VALDOSTA -- Monday night, members of the Valdosta Board of Education voted unanimously to support a reauthorization of all federal child nutrition programs.

Valdosta City School System Superintendent Sam Allen recommended board members sign a resolution urging legislators to eliminate the reduced price school meals programs and to provide free meals for all children with family incomes below 185 percent of the federal poverty level. Reduced price meals are currently offered in participating schools to children with family incomes between 130 percent and 185 percent of the federal poverty level.

"We need to join with other school systems in Georgia to show our support for free lunches," Allen said.

According to the Georgia Department of Education's 2001-02 Georgia Public Education Report Card, 63.8 percent of the Valdosta City School Systems' students are eligible for free or reduced price lunches. Many families in the reduced price income category find it difficult to pay the reduced price free, which in the Valdosta City School System is 30 cents. This is corroborated by evidence that reduced price participation declines toward the end of the month.

In the Valdosta City School System, a full price meal in grades kindergarten through fifth is 75 cents. In grades sixth through 12th, a full price meal costs $1.

The proposed reauthorization would amend the Richard B. Russell National School Lunch Act and phase out reduced price lunches and breakfasts, which are free to all students in the Valdosta City School System, by phasing in an increase in the income eligibility guidelines for free lunches and breakfasts nationwide.

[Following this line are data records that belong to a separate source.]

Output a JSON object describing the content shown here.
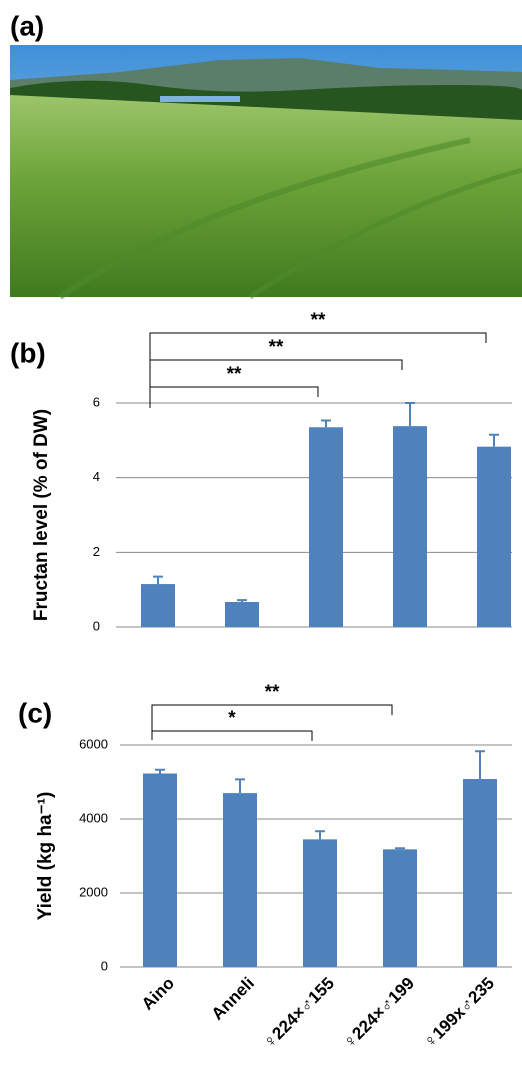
{
  "panel_labels": [
    "(a)",
    "(b)",
    "(c)"
  ],
  "chart_data": [
    {
      "type": "bar",
      "ylabel": "Fructan level (% of DW)",
      "categories": [
        null,
        null,
        null,
        null,
        null
      ],
      "values": [
        1.15,
        0.67,
        5.35,
        5.38,
        4.83
      ],
      "errors": [
        0.2,
        0.05,
        0.18,
        0.62,
        0.32
      ],
      "color": "#4f81bd",
      "ylim": [
        0,
        6
      ],
      "yticks": [
        0,
        2,
        4,
        6
      ],
      "grid": true,
      "annotations": [
        {
          "from": 0,
          "to": 2,
          "text": "**"
        },
        {
          "from": 0,
          "to": 3,
          "text": "**"
        },
        {
          "from": 0,
          "to": 4,
          "text": "**"
        }
      ]
    },
    {
      "type": "bar",
      "ylabel": "Yield (kg ha⁻¹)",
      "categories": [
        "Aino",
        "Anneli",
        "♀224×♂155",
        "♀224×♂199",
        "♀199x♂235"
      ],
      "values": [
        5230,
        4700,
        3450,
        3180,
        5080
      ],
      "errors": [
        100,
        370,
        220,
        30,
        750
      ],
      "color": "#4f81bd",
      "ylim": [
        0,
        6000
      ],
      "yticks": [
        0,
        2000,
        4000,
        6000
      ],
      "grid": true,
      "annotations": [
        {
          "from": 0,
          "to": 2,
          "text": "*"
        },
        {
          "from": 0,
          "to": 3,
          "text": "**"
        }
      ]
    }
  ]
}
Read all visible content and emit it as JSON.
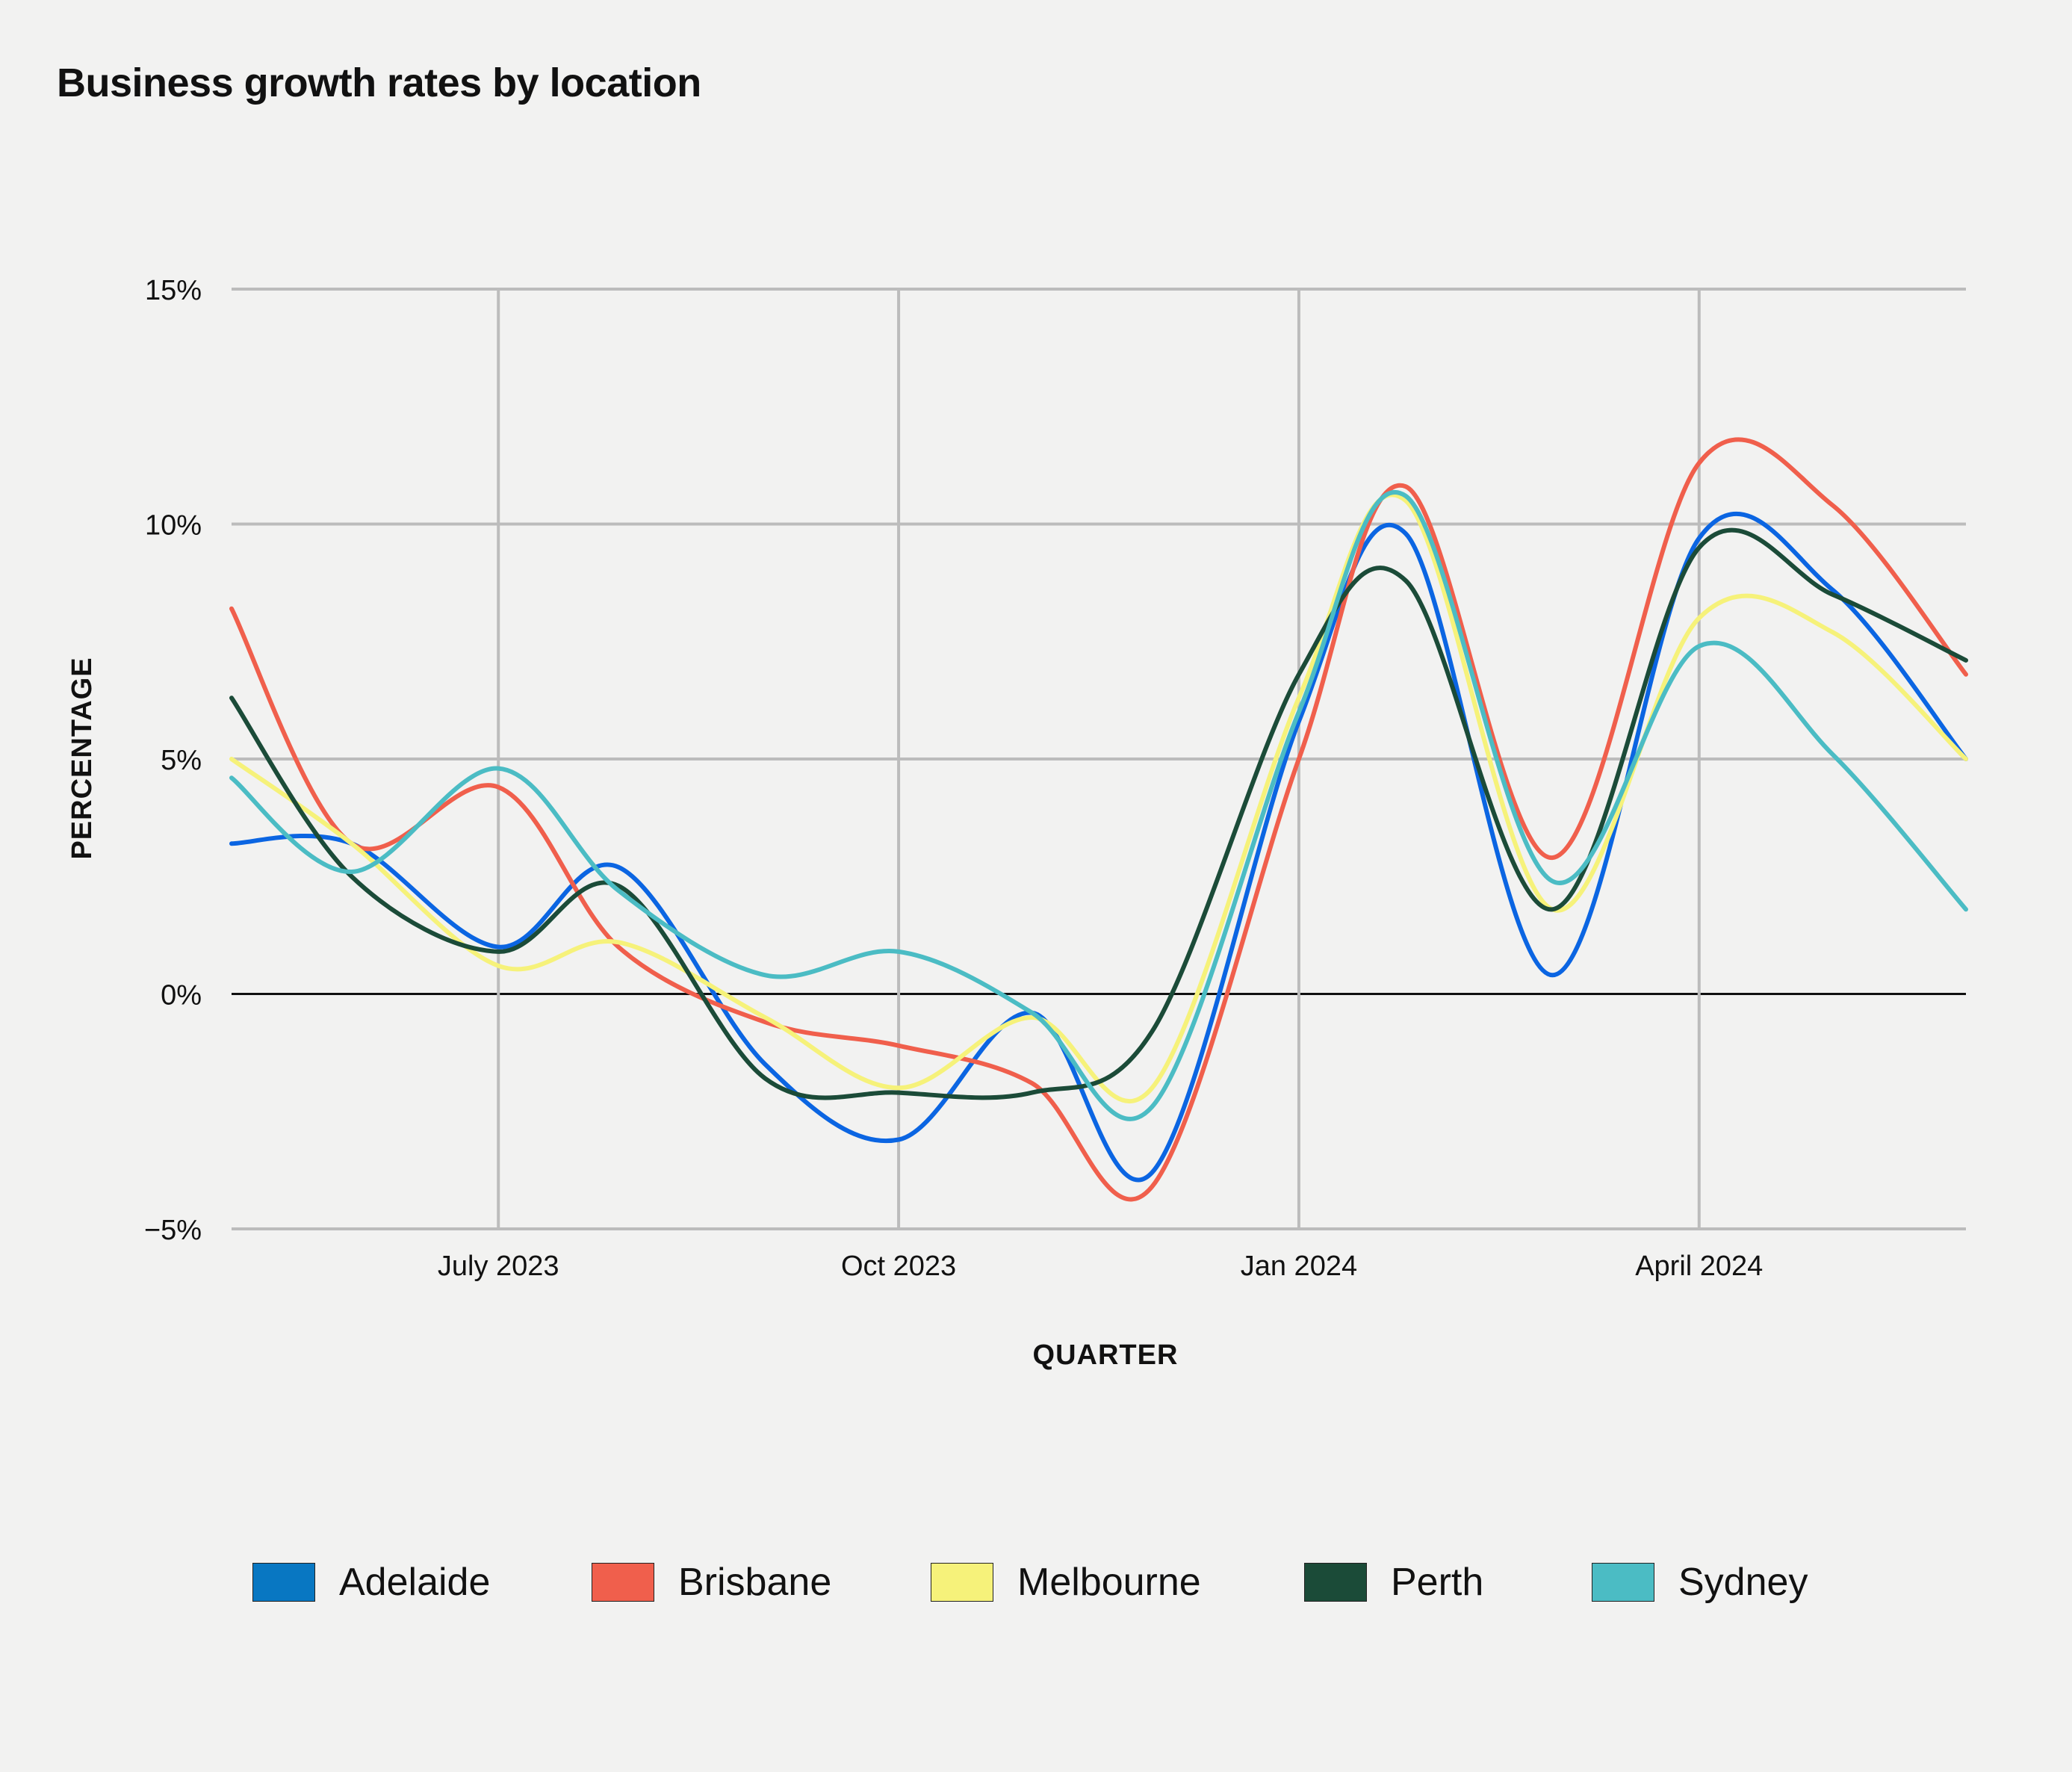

On July 31, Sen. Elizabeth Dole (R-N.C.) and Sen. Pat Roberts (R-Kan.) introduced a bill into Congress that seeks to accomplish just that. The two stressed that children in the reduced price category come from families that may be classified as the working poor, which may include welfare to work families who are improving their economic conditions slowly. They further supported their proposal by stating that the WIC program provides free benefits to nutritionally at risk women and children to age 5 in households with incomes at 185 percent or less of the U. S. poverty income guidelines.